Friday, January 18, 2013

Elizabeth Haddon: a 21st century woman in colonial New Jersey

"There were reports of crossbills and redpolls at Elizabeth Haddon School in Haddonfield." Little did Ivan know that that innocent sentence would bring up a history lesson about a truly kick-butt woman in New Jersey history.

You might be familiar with Haddonfield (we visited last year to see the Hadrosaurus), the delightfully historic looking community in Camden County, but Elizabeth Haddon, maybe not so much.

Born in England in 1680, Elizabeth came to West Jersey at the tender age of 20. Depending on the source, she was either propelled there by her own desire to make a life in the New World, or was sent there by her father, who'd bought 500 acres of land by Cooper's Creek for reasons unknown. She was the older of two daughters, with no brothers, so if her father was inclined to send a family member to watch over his property, Elizabeth would have been his choice.

In either case, her determination served her well. Within a year, Elizabeth had started a community on the land and erected a house for herself. Comparatively well off, she entertained other Quakers who passed through on their way to Friends meetings in other parts of the region. One of these was a missionary named John Estaugh, whom she'd met several years earlier in England. It seems that she'd taken a liking to Estaugh, and he to her, enough that some have suspected he was a factor in her willingness to make such an adventurous move.

Being a man of the cloth, Estaugh lacked the financial resources the Haddons possessed, and some have surmised that he was cautious in his courting as a result. Elizabeth, however, refused to stand on tradition and proposed marriage, which he accepted. They were married in the fall of 1702, less than two years after she'd arrived.

Together, they managed the Haddon property, which grew over time through Elizabeth's father's continued purchases. He gave the newlyweds the deed to an acre of land for the construction of a Quaker meetinghouse that drew more settlers and assured the community's success. The Estaughs built later built a handsome brick house but had no children of their own, instead adopting her sister's son, Ebenezer Hopkins, to inherit their estate. Elizabeth died at the age of 82, outliving her husband by 20 years.

The town is named for Elizabeth's father (since he was the legal owner, it was Haddon's field), even though she was the driving force in its settlement.

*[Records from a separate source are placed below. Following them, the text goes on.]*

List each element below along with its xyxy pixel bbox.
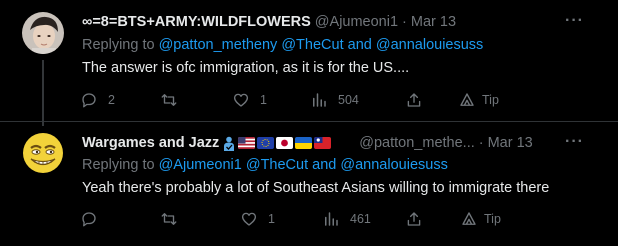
reply-button[interactable]: 2 bbox=[80, 91, 115, 109]
user-handle[interactable]: @Ajumeoni1 bbox=[315, 14, 398, 30]
more-icon[interactable]: ··· bbox=[565, 133, 584, 151]
mention-link[interactable]: @TheCut bbox=[246, 157, 308, 173]
mention-link[interactable]: @annalouiesuss bbox=[340, 157, 447, 173]
tweet[interactable]: ∞=8=BTS+ARMY:WILDFLOWERS @Ajumeoni1 · Ma… bbox=[0, 0, 618, 126]
tip-icon bbox=[460, 93, 474, 106]
like-button[interactable]: 1 bbox=[240, 210, 275, 228]
reply-icon bbox=[82, 93, 96, 108]
reply-icon bbox=[82, 212, 96, 227]
user-handle[interactable]: @patton_methe... bbox=[359, 135, 474, 151]
verified-emoji-icon bbox=[224, 136, 235, 151]
and-others-link[interactable]: and bbox=[348, 37, 372, 53]
tip-button[interactable]: Tip bbox=[460, 210, 501, 228]
tip-label: Tip bbox=[482, 93, 499, 107]
like-icon bbox=[241, 212, 257, 226]
views-icon bbox=[313, 93, 326, 107]
views-button[interactable]: 461 bbox=[322, 210, 371, 228]
like-count: 1 bbox=[268, 212, 275, 226]
share-icon bbox=[407, 93, 421, 107]
tip-icon bbox=[462, 212, 476, 225]
separator-dot: · bbox=[478, 135, 484, 151]
like-count: 1 bbox=[260, 93, 267, 107]
like-icon bbox=[233, 93, 249, 107]
retweet-icon bbox=[161, 213, 177, 225]
tip-button[interactable]: Tip bbox=[458, 91, 499, 109]
share-button[interactable] bbox=[405, 210, 423, 228]
thread-connector bbox=[42, 60, 44, 126]
views-button[interactable]: 504 bbox=[310, 91, 359, 109]
reply-button[interactable] bbox=[80, 210, 108, 228]
share-icon bbox=[407, 212, 421, 226]
separator-dot: · bbox=[402, 14, 407, 30]
tweet-header: ∞=8=BTS+ARMY:WILDFLOWERS @Ajumeoni1 · Ma… bbox=[82, 12, 456, 32]
reply-count: 2 bbox=[108, 93, 115, 107]
mention-link[interactable]: @TheCut bbox=[281, 37, 343, 53]
name-emoji-group bbox=[222, 135, 332, 152]
and-others-link[interactable]: and bbox=[312, 157, 336, 173]
tweet-actions: 1 461 Tip bbox=[80, 210, 520, 230]
flag-taiwan-icon bbox=[314, 137, 332, 149]
tweet-text: Yeah there's probably a lot of Southeast… bbox=[82, 180, 550, 196]
mention-link[interactable]: @Ajumeoni1 bbox=[159, 157, 242, 173]
views-icon bbox=[325, 212, 338, 226]
replying-to: Replying to @Ajumeoni1 @TheCut and @anna… bbox=[82, 157, 448, 173]
display-name[interactable]: ∞=8=BTS+ARMY:WILDFLOWERS bbox=[82, 14, 311, 30]
flag-usa-icon bbox=[238, 137, 256, 149]
avatar[interactable] bbox=[22, 12, 64, 54]
more-icon[interactable]: ··· bbox=[565, 12, 584, 30]
share-button[interactable] bbox=[405, 91, 423, 109]
replying-to-label: Replying to bbox=[82, 37, 155, 53]
like-button[interactable]: 1 bbox=[232, 91, 267, 109]
timestamp[interactable]: Mar 13 bbox=[488, 135, 533, 151]
tweet-text: The answer is ofc immigration, as it is … bbox=[82, 60, 410, 76]
mention-link[interactable]: @patton_metheny bbox=[159, 37, 278, 53]
view-count: 504 bbox=[338, 93, 359, 107]
timestamp[interactable]: Mar 13 bbox=[411, 14, 456, 30]
replying-to: Replying to @patton_metheny @TheCut and … bbox=[82, 37, 483, 53]
display-name[interactable]: Wargames and Jazz bbox=[82, 135, 219, 151]
view-count: 461 bbox=[350, 212, 371, 226]
retweet-icon bbox=[161, 94, 177, 106]
mention-link[interactable]: @annalouiesuss bbox=[376, 37, 483, 53]
tip-label: Tip bbox=[484, 212, 501, 226]
retweet-button[interactable] bbox=[160, 210, 188, 228]
flag-japan-icon bbox=[276, 137, 294, 149]
flag-eu-icon bbox=[257, 137, 275, 149]
tweet-header: Wargames and Jazz @patton_methe... · Mar… bbox=[82, 133, 533, 153]
replying-to-label: Replying to bbox=[82, 157, 155, 173]
flag-ukraine-icon bbox=[295, 137, 313, 149]
tweet-actions: 2 1 504 Tip bbox=[80, 91, 520, 111]
avatar[interactable] bbox=[22, 132, 64, 174]
retweet-button[interactable] bbox=[160, 91, 188, 109]
tweet[interactable]: Wargames and Jazz @patton_methe... · Mar… bbox=[0, 122, 618, 246]
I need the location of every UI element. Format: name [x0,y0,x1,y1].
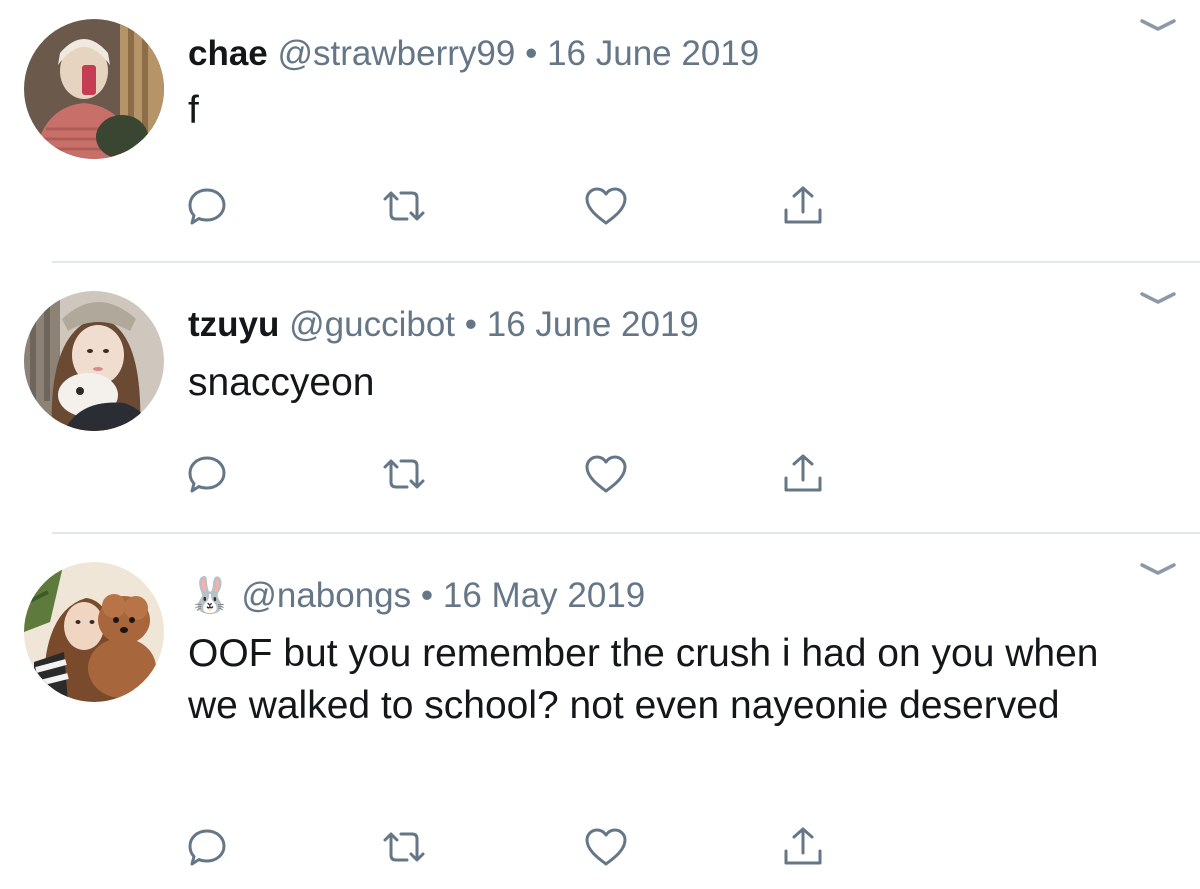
retweet-icon [383,191,425,221]
heart-icon [585,455,627,493]
action-bar [180,449,880,499]
like-button[interactable] [579,822,633,872]
tweet-text: snaccyeon [188,361,375,404]
share-icon [784,454,822,492]
like-button[interactable] [579,181,633,231]
avatar[interactable] [24,19,164,159]
retweet-button[interactable] [377,449,431,499]
reply-button[interactable] [180,449,234,499]
share-button[interactable] [776,181,830,231]
display-name[interactable]: tzuyu [188,305,279,344]
display-name[interactable]: 🐰 [188,576,232,615]
tweet-header: 🐰 @nabongs • 16 May 2019 [188,576,645,616]
tweet[interactable]: 🐰 @nabongs • 16 May 2019 OOF but you rem… [0,534,1200,889]
action-bar [180,181,880,231]
retweet-icon [383,459,425,489]
avatar[interactable] [24,562,164,702]
avatar-image [24,19,164,159]
tweet[interactable]: tzuyu @guccibot • 16 June 2019 snaccyeon [0,263,1200,533]
share-icon [784,827,822,865]
like-button[interactable] [579,449,633,499]
timestamp[interactable]: 16 June 2019 [487,305,699,344]
action-bar [180,822,880,872]
timestamp[interactable]: 16 May 2019 [443,576,645,615]
retweet-icon [383,832,425,862]
share-button[interactable] [776,449,830,499]
reply-icon [188,188,226,225]
chevron-down-icon[interactable] [1136,287,1180,311]
avatar-image [24,291,164,431]
reply-icon [188,829,226,866]
tweet[interactable]: chae @strawberry99 • 16 June 2019 f [0,0,1200,262]
handle[interactable]: @nabongs [241,576,411,615]
tweet-header: tzuyu @guccibot • 16 June 2019 [188,305,699,345]
reply-button[interactable] [180,822,234,872]
separator: • [420,576,434,615]
handle[interactable]: @guccibot [289,305,455,344]
display-name[interactable]: chae [188,34,268,73]
chevron-down-icon[interactable] [1136,14,1180,38]
share-icon [784,186,822,224]
reply-button[interactable] [180,181,234,231]
tweet-header: chae @strawberry99 • 16 June 2019 [188,34,759,74]
avatar[interactable] [24,291,164,431]
handle[interactable]: @strawberry99 [278,34,516,73]
tweet-text: f [188,89,199,132]
retweet-button[interactable] [377,181,431,231]
reply-icon [188,456,226,493]
tweet-text: OOF but you remember the crush i had on … [188,632,1099,727]
heart-icon [585,828,627,866]
heart-icon [585,187,627,225]
chevron-down-icon[interactable] [1136,558,1180,582]
separator: • [464,305,478,344]
separator: • [525,34,538,73]
timestamp[interactable]: 16 June 2019 [547,34,759,73]
retweet-button[interactable] [377,822,431,872]
avatar-image [24,562,164,702]
share-button[interactable] [776,822,830,872]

Given that the school is named in her honor, I have no doubt that the children of the community become quite aware that today's women aren't the first to make a broad and lasting impact on the world.

As for the birds, well, the crossbills and redpolls were no-shows, but we got something just as good. Perched in a backyard tree high above the rooflines was a handsome adult Cooper's hawk. He might have been the reason behind the dearth of other birds, or maybe not, but if we couldn't find the chase birds, he was a good consolation prize. Birding completed for this location, it was time to see if the Indian King Tavern was open.